"Mon but dans la musique est le changement social positif " raconte ce natif de Californie Aloe Blacc . "Même si la musique n'exprime pas explicitement ce besoin de changement social, ce qu'elle induit le fera ". Il parle de sa carrière de manière générale, mais aussi plus spécifiquement des circonstances qui ont entouré la préparation de son nouvel album, Good Things , co-écrit par ce songwriter et vocaliste versatile et par l'équipe de Truth & Soul Records.

Good Things _ marque pour Aloe un changement de méthode, du personnel vers le politique, dans le sens où ce projet se concentre plus sur les conditions de la vie moderne - le chômage, la précarité, le fait d'être sans domicile fixe, le pillage des ressources, et le manque universel de compassion du capitalisme dans lequel nous évoluons tous, et au sein duquel certains se battent pour survivre. Des chansons come “You Make Me Smile”_ et “MissFortune ”, accompagnées par la production aérienne des membres de Truth & Soul Leon Michels et Jeff Silverman, révèlent de manière sous-jacente une écriture réfléchie et qui vise à provoquer les esprits. Plus explicite, le morceau “I Need a Dollar” - générique de la série How to Make It in America diffusée sur HBO - offre un message beaucoup plus évident puisque c'est comme cela qu'on réussi en Amérique.

Issu de la première génération d'américains originaires du Panama, Aloe est devenu ce que l'écrivain et activiste Amiri Baraka (nee Leroi Jones) dit a propos de John Coltrane. Il est un singulier « ensemble de sentiments…un voyageur plus fixé » qui a trouvé la cohésion dans l'art et la vie. Le chemin parcouru, depuis le premier album multi-genre Shine Through (2006) jusqu'a Good Things , est proche de la maturité d'un Marvin Gaye entre That’s the Way Love Is et the What’s Going On . Aloe n'a jamais prétendu être un héritier de Marvin Gaye, toutefois, Good Things et What’s Going On sont des oeuvres proches dans le sens où ces deux albums parviennent à établir un personnage qui distingue ces artistes et les rend immédiatement identifiables parmi la flopée de « performers » conformistes.
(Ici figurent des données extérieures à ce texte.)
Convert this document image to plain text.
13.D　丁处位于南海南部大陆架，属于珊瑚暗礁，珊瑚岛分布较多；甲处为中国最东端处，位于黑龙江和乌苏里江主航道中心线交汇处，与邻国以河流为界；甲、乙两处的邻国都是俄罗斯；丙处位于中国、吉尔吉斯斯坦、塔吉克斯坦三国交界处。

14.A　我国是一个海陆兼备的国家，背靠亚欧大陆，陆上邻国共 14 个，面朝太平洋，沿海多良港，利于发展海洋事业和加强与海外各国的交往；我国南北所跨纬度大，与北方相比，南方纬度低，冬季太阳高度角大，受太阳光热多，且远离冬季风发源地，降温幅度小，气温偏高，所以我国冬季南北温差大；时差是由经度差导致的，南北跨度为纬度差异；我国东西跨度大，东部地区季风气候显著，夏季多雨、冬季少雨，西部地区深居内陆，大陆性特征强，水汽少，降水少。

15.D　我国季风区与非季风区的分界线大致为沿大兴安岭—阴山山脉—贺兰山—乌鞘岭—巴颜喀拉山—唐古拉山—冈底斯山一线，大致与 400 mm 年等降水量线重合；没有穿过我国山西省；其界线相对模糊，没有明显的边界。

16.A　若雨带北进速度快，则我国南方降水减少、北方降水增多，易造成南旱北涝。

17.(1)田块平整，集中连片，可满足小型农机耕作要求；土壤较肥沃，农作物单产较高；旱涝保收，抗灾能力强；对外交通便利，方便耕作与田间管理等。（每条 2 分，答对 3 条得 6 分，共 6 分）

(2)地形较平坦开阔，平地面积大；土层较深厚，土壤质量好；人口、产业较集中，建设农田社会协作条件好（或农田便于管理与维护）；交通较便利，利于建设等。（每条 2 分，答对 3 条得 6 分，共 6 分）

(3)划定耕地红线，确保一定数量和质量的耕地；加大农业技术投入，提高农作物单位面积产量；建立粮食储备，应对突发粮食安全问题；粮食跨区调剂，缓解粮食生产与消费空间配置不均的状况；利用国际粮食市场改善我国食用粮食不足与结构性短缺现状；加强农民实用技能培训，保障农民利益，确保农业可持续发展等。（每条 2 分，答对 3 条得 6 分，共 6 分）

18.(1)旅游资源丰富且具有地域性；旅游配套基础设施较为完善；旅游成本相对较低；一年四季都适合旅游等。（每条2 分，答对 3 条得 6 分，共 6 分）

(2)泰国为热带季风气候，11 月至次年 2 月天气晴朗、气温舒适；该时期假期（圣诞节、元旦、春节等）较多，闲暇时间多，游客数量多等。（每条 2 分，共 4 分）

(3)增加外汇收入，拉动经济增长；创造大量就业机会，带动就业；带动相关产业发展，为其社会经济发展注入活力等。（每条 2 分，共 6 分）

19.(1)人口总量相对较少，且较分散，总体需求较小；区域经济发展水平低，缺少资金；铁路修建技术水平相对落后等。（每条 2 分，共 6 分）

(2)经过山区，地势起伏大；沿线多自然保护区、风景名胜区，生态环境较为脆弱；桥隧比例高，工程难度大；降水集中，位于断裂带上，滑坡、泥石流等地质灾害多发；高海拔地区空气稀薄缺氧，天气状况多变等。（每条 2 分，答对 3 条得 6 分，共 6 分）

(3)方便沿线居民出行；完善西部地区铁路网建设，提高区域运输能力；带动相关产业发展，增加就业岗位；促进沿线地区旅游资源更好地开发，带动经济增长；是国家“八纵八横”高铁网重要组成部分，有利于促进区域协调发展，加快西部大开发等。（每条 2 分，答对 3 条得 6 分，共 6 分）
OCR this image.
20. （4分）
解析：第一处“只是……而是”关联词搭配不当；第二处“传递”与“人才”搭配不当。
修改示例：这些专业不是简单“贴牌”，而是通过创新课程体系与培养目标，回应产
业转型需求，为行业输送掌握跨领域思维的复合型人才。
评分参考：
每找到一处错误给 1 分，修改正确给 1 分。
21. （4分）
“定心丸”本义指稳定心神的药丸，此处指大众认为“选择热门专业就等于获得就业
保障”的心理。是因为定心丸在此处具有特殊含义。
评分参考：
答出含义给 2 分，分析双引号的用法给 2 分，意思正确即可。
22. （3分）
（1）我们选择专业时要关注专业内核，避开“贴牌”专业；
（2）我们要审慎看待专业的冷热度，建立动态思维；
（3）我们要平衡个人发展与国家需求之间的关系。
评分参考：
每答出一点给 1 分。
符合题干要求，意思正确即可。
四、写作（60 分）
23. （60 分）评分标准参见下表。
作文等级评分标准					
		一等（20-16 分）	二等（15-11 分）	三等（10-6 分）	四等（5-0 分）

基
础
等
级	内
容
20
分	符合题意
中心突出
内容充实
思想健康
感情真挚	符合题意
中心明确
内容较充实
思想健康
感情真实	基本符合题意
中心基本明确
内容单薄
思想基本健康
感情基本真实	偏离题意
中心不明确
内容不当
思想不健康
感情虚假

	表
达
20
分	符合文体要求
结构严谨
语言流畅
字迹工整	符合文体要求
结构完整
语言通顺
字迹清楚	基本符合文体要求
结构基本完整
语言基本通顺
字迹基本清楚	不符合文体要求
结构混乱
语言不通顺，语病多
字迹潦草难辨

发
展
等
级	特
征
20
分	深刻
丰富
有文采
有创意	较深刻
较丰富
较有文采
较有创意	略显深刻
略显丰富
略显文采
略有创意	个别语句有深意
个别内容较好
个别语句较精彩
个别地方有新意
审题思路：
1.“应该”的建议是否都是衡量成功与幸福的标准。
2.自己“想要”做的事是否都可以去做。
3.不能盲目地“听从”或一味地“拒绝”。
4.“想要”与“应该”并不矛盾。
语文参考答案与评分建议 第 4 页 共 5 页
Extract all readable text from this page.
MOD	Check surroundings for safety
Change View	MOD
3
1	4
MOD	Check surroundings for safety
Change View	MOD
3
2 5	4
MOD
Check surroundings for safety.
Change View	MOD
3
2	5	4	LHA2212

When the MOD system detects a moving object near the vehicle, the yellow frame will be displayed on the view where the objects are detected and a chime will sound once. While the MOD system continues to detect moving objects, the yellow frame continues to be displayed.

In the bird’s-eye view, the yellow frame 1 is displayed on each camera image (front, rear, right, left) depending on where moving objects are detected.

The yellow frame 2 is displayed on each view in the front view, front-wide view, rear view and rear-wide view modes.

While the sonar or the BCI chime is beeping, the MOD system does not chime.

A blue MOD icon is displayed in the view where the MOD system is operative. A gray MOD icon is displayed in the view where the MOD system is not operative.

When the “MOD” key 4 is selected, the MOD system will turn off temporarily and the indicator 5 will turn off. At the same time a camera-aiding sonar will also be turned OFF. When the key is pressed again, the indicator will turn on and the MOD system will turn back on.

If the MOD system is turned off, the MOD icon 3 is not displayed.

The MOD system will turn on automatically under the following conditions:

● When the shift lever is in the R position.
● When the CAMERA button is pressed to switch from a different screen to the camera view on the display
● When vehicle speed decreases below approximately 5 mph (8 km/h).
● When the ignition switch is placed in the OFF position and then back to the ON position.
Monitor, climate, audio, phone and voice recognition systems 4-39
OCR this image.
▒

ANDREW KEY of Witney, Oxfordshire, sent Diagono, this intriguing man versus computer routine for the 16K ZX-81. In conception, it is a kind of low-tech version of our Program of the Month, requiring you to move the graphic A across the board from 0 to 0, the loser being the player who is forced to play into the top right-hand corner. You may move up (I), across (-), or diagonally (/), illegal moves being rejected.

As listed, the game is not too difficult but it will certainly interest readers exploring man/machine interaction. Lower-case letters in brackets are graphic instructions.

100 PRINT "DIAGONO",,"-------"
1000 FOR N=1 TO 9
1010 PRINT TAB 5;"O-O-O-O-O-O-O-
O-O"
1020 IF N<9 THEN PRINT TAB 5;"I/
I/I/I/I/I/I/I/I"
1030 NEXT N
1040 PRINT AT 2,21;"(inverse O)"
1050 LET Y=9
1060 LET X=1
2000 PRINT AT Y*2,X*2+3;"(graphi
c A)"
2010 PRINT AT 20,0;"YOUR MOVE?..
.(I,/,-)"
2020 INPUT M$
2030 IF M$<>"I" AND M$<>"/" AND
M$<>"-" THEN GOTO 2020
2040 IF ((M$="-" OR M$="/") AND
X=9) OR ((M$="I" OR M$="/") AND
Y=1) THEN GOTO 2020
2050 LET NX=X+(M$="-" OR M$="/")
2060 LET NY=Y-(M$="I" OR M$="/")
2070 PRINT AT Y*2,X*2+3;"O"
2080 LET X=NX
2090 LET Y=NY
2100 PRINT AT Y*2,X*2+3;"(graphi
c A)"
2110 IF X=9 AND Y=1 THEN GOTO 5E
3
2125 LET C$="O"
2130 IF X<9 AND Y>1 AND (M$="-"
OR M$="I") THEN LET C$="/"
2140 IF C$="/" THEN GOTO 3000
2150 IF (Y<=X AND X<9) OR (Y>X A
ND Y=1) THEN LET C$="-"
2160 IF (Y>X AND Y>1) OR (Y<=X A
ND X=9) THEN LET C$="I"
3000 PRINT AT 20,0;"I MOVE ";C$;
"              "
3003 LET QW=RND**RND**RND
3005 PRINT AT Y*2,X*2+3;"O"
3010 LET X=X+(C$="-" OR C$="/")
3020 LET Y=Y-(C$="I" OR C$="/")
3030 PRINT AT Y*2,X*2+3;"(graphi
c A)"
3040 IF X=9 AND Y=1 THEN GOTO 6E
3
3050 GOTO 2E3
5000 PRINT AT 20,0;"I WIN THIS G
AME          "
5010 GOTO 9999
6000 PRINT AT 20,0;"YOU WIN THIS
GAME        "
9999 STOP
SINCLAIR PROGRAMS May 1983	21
Avec ces albums, on sait qui ils sont et ce qu'ils font. De même, Good Things__ est une déclaration qui place définitivement Aloe dans le champ de la soul moderne.

Au coeur de ce personnage musical se trouve un Robin de Bois de l'âge de la récession dont le but est de partager les profits et redonner espoir aux laissés pour compte du capitalisme qui représente l'oppresseur. Diplômé de l'Université de Californie en 2001, Aloe revendique de multiples influences – les universitaires transcendentalistes Henry David Thoreau et Ralph Waldo Emerson, l'Existentialisme, Oprah Winfrey, Tavis Smiley, Cornel West - qui ont modifié son approche de l'écriture et son désir de changer les choses depuis ses débuts en tant que MC. C'est son grand projet, et c'est aussi le nom de son groupe (The Grand Scheme). La clé se trouve dans le compromis et la compréhension du pouvoir du Pop Art. Aloe est prêt a s'engager, les « bonnes choses » sont à venir.